Florida Tourism Numbers Go Up Amid Tourism Agency Political Turmoil

Florida continues to see record numbers of visitors while the state's tourism-marketing agency has been forced to reinvent its approach after months of legislative turmoil.

With travelers from other U.S. states bolstering the growth, tourism-marketer Visit Florida estimated 29.9 million visitors came to the Sunshine State during the year's second quarter, pushing the projected number in the first half of 2017 to 60.7 million, according to numbers released Tuesday.

With Visit Florida and Gov. Rick Scott pushing for 120 million visitors in 2017, up from nearly 113 million in 2016, the latest figures represent a 6.8 increase for the April-to-June quarter and 4.1 percent growth for the year's first half.

Scott, who this spring had to fight some key lawmakers to keep the state's annual funding at $76 million for Visit Florida, highlighted the overall tourism numbers Tuesday.

“I know that Visit Florida and their many local partners are continuing to focus on breaking more records in order to help create even more opportunities for our families,” Scott said in a prepared statement.

The numbers released Tuesday show domestic travel has grown 4.8 percent in the first six months of 2017 compared to the same time in 2016. Meanwhile, overseas visitors are down 0.4 percent and the number of Canadians has dropped 1 percent, according to Visit Florida records.

While in Toronto for meetings last month with travel-industry leaders, Visit Florida President and CEO Ken Lawson acknowledged that “we took this market (Canada) for granted.”

Canadians accounted for 3.2 million of Florida's visitors in 2016, down from more than 4 million in 2011.

The second-quarter tourism numbers were released less than a week after Visit Florida introduced new joint marketing efforts that involve offering a variety of rates for businesses and regional tourism organizations.

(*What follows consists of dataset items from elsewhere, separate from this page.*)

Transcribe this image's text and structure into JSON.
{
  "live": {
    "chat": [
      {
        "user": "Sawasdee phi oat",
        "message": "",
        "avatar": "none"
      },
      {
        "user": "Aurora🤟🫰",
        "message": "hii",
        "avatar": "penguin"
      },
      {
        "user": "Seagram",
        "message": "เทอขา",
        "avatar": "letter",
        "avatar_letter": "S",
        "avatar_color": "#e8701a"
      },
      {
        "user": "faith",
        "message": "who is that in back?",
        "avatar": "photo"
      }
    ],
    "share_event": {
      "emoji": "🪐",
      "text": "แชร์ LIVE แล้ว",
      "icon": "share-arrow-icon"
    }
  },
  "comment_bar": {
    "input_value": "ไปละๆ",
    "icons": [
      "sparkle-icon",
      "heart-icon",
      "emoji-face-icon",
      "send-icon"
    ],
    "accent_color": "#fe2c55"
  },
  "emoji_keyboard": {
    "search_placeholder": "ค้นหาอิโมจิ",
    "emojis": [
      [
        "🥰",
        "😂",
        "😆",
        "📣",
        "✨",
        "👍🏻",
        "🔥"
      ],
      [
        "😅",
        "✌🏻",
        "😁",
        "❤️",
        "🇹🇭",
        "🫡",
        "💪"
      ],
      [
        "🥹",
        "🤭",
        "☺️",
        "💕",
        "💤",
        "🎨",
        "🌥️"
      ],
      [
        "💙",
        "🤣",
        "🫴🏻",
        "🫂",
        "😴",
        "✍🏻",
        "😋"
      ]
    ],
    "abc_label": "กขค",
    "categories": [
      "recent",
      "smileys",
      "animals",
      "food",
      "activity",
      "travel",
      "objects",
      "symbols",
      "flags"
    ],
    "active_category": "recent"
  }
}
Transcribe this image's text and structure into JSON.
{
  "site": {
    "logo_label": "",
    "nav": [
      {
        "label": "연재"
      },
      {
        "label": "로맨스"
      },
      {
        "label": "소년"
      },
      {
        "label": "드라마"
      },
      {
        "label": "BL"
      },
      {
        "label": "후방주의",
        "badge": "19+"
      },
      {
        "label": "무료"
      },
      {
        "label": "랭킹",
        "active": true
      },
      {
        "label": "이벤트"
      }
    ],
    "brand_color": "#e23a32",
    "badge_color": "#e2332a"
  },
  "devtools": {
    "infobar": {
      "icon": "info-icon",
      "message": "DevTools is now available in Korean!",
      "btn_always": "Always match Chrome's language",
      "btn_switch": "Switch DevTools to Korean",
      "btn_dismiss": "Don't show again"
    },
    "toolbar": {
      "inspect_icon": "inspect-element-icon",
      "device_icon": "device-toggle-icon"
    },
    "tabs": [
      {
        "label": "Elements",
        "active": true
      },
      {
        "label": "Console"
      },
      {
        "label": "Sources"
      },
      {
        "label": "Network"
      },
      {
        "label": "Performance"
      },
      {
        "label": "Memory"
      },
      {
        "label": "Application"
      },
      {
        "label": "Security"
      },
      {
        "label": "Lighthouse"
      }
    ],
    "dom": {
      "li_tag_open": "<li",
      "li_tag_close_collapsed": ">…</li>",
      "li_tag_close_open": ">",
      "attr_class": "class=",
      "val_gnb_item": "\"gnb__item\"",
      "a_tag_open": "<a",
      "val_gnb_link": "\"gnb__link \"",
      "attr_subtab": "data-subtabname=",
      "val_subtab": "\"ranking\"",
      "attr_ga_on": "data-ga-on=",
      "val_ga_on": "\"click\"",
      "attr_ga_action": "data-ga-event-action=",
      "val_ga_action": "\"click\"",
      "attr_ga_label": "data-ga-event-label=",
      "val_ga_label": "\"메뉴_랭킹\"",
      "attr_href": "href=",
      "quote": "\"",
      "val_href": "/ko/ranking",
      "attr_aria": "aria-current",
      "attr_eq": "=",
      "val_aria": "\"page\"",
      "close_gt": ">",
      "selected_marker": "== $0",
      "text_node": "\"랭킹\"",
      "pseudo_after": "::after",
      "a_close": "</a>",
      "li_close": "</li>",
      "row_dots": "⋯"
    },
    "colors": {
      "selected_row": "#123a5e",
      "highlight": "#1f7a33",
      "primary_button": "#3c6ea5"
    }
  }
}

The efforts came as some regional tourism organizations have splintered from Visit Florida after the agency was placed under new rules by lawmakers.

“I am proud to say that these marketing programs are the most innovative and affordable in Visit Florida's history, and are designed to be accessible to small, medium and large businesses alike,” Lawson said Thursday on the corporate blog “Sunshine Matters.”

The marketing changes establish tiered pricing options for organizations or businesses wanting to partner with Visit Florida on such things as international marketing efforts and booths at tourism events.

Under the plan, for example, a local business or travel group can spend from $10,000 to $125,000 to join Visit Florida's $6 million marketing venture into Great Britain, the state's top overseas market.

A series of joint marketing tiers — from $900 to $50,000 — are also available as Visit Florida is directing $1 million to a marketing effort in Germany.

Visit Florida made the changes as it recovers from months of criticism from state lawmakers over the way it used money. The scrutinized spending included $11.6 million to sponsor a cooking show hosted by celebrity chef Emeril Lagasse, $1 million with Miami rapper Pitbull, and recently ended deals with an auto racing team and London-based football club Fulham.

Earlier this month, Lawson — brought to Visit Florida in January after serving as secretary of the state Department of Business and Professional Regulation —  used the blog to note he was “humbly” reaching out to different groups across the state seeking to re-earn “your trust and learn from you first hand.”

Accompanying the legislative attacks, Visit Florida had to fight to keep its state funding from being cut by two-thirds.

But in approving Scott's budget request, lawmakers approved new disclosure rules, which played a role in 12 regional tourism organizations ending their partnerships with Visit Florida. Those organizations included Visit Tampa Bay, Visit Orlando and the Greater Miami Convention & Visitors Bureau.

Another 47 have remained.

The disclosure requirements include such things as making public local operating budgets; travel and entertainment expenses; and the details of salaries and benefits of staff and board members tied to public and private funds.